Quote From: joshabbaHi,
I know all men do it to some extent and I realise that however, I don't feel attractive to my boyfriend which is mainly my insecurity but I am young and know I am fairly attractive. We have only been going out for a year but lived together 3 month, we have a fantastic sex life, i dress up for me and he says I am beautiful but I dont trust on the internet and am always checking up on him.
recently, he came home from work because i was having a really bad day to comfort me but I found out the day after, he had been upstairs watching porn. the thing that really annoyed me was that he had been searching for a specific woman who is no where near as attractive as me and he denied everything. When I told him i'd seen on his history, he said had a quick look, which was a lie, and that this woman was 'a daily babe' on facebook...another lie. He just gets envelops in lies!
We had sex the night before and had just come home from a fantastic holiday so I cant understand what possessed him to do it. I always feel that even though he says he fancies me, that I am inadequate and he fantasizes about other women...help!
In this world of disease it is probably one of the safest ways of being sexual without risking your life. Its also a way to get release without having to have a partner and its a way to explore fantasies and get ideas on what one may want to explore with a partner/s. Porn was not invented to make women feel inferior, if anything, it has given women power to be sexual animals, like men have been for hundreds of years. The problems now come into play when there are drugs, abuse, misrepresentation, underage porn actors, physical pain , etc. The other problem with porn now is it is so available that it will either make a person bored with it or make them addicted to it. It depends on the person.

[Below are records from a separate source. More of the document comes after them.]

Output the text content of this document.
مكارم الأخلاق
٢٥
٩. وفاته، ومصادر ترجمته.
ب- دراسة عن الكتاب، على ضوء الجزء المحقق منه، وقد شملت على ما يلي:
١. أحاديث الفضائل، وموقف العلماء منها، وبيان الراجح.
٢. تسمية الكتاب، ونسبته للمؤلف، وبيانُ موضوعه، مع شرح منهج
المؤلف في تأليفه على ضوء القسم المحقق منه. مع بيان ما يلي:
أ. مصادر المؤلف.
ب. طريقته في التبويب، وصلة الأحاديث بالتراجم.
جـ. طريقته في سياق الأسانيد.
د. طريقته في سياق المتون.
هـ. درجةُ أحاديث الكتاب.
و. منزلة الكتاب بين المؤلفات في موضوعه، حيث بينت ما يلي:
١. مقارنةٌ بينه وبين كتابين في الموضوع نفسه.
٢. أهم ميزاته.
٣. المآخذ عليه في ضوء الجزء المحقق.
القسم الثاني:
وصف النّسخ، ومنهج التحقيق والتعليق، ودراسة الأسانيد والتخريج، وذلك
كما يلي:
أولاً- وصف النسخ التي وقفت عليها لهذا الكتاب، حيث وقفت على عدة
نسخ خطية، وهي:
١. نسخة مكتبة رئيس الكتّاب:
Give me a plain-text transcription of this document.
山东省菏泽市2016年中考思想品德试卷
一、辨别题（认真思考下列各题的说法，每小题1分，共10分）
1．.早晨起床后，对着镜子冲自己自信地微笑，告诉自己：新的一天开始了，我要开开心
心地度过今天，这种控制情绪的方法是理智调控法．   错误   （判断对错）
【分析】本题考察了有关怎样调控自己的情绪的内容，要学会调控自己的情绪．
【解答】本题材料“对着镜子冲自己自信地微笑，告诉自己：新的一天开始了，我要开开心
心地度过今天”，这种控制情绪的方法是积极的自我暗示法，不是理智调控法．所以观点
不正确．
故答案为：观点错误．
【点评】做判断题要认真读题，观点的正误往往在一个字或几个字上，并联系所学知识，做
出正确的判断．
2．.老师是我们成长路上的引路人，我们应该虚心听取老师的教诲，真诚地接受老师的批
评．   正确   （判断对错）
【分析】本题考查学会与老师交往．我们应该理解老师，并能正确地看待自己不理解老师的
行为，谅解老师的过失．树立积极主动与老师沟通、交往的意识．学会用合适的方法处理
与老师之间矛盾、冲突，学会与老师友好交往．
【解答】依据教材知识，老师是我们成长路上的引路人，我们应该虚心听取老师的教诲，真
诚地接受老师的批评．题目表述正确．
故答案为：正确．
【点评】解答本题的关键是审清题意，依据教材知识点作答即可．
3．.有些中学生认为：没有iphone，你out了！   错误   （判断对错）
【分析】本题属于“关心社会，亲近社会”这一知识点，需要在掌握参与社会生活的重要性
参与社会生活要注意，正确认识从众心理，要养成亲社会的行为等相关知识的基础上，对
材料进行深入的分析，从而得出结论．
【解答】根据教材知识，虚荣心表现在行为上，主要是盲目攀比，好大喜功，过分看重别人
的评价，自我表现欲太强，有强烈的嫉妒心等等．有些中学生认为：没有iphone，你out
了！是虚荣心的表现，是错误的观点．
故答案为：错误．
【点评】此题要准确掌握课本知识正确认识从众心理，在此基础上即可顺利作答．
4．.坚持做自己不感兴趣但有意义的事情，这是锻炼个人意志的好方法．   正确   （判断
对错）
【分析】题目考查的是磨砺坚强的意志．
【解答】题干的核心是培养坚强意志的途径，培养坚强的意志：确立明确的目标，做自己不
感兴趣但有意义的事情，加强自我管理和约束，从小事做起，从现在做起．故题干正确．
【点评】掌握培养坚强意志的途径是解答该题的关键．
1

I don't believe porn, phone sex, strip clubs are cheating but I do think when in a loving? relationship, it cheapens the intimacy between the two people; devalues the preciousness of intimacy; creates a wedge between seeking gratification from one another whereby giving an outlet for sexual release without the company of the other person. Porn is used by a lot of people because they are bored and horney and don't want to pursue a sexual relationship with a person.
Now, if a person is single and uses porn, I would say that is ok because we all need to sexually relase our pent up sexual energies. I always feel better after an orgasm :) (similar to a good cry - if you know what I mean LOL) but needing to orgasm every day or cry everyday, well anything done every day, except eating, sleeping and drinking water, can become a form of addiction.
My husband was addicted to porn. At least I believe he was. I feel sorry for him because he is not one to be able to sexually ask for what he wanted, so he sought it out in his fantasy world. He made it very clear that as long as I give him affection (sex) he won't look at it as much. My feeling on that was he was using me to curtail his porn usage, so in fact, he was using me like he used porn. There was no real connection with him, he already passed over the fine line between being able to see me as a person, not a live porn video.
I was in the emergency room hospital one time (thank goodness it wasn't anything horrible) :) well, when I got home that evening due to his past history, I checked the cable bill....guess what? While I lie in the hospital bed he was renting big black babes! What I am trying to get at here is there are people, men and women, that have little control over their sexual anatomies. They need to feel and they are seeking the endorphine release that comes from masturbating. It is an addiction like anything else. You need to realize that his porn use is no indicator of your looks, personality, or character flaw. It is his addiction and he is the one that needs to seek help-----------------------------------------------if he wants it.
He does fantasize about other women, maybe even other men. That is normal. What is not normal is his fantasies are getting in the way of your relationship and the opportunity to build a stronghold together. He is using porn as a barrier. He does not want to get "too" close to you. This is obvious with most porn users. They want to love you from afar.
This can work for a lot of people. Especially those that are more independant and like to feel sexual freedom. But freedom and independance come with a price and that price might be the demise of a good love affair or marriage or friendship. He has lied to you. That doesn't make him a bad person but it does make him a liar. Can you be sure he doesn't lie to you about other things?
If you have any questions, please feel free to ask. I have since left my marriage of 7 years, and I am separated now for 8 months. I am really happy and very relaxed with my decision. I no longer have to think about his lying or looking at porn while I am making my self all pretty for who?????? it use to be partially for him, now its for myself and the only person that can judge me is, me. Porn users tend to judge their women very harshly. They want them to dress a certain way. Clothes are very important. Appearance is very important. Hygiene is very important. You get the gist. ? But if you were to put up a mirror and let it reflect back to them, what do you think they would see? They would see someone they do n't know, they don't even like. So don't feel like the victim here. You are the healthy one and be careful not to let his addictions and sexual phobias interfere with your growth and sexual health. A man can fancy a women tremendously, but also fancy 25 others. Thats just the nature of the beast. It doesn't mean you are not good enough, it just means that he is not emotionally mature to know a good thing when he sees it.